Let’s explore the internals.
1. Vectorized Execution
HeatWave processes queries using CPU vectorization:
-
SIMD instructions (Single Instruction, Multiple Data)
-
Processes 8, 16, or 32 values per CPU cycle
-
Massive throughput gains
2. Distributed Hash Joins
HeatWave supports three join strategies:
1. Broadcast Join
Small table → broadcast to all nodes
Large table → partitioned
2. Partitioned Hash Join
Both tables partitioned by join key
3. Hybrid Join
Combination of both based on cost model
HeatWave’s join engine uses:
-
Hash tables in RAM
-
Compressed data blocks
-
SIMD hash probes
3. Aggregations Optimized
HeatWave performs:
-
Local aggregation on each worker
-
Global merge on coordinator
This reduces network traffic significantly.
4. Bloom Filters
Used to prune rows that won’t match join conditions.

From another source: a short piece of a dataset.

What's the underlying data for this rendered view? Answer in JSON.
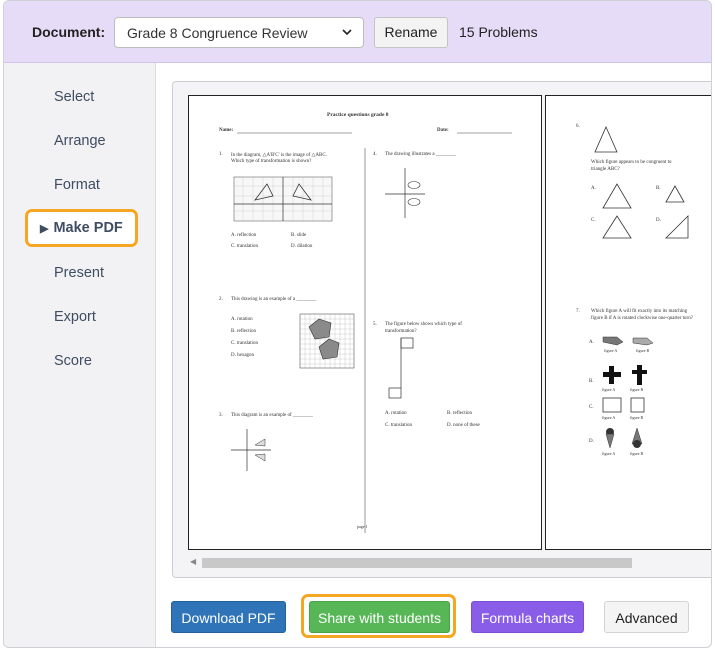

Reduces data movement and CPU load.
5. Indexing
HeatWave does not use InnoDB secondary indexes.
It builds:
-
Vectorized sort-merge structures
-
Hash-based filtering structures
These are built in memory during query execution or load time.
Conclusion
HeatWave’s execution engine is highly optimized for analytics, offering near column-store performance inside MySQL without external ETL or BI pipelines.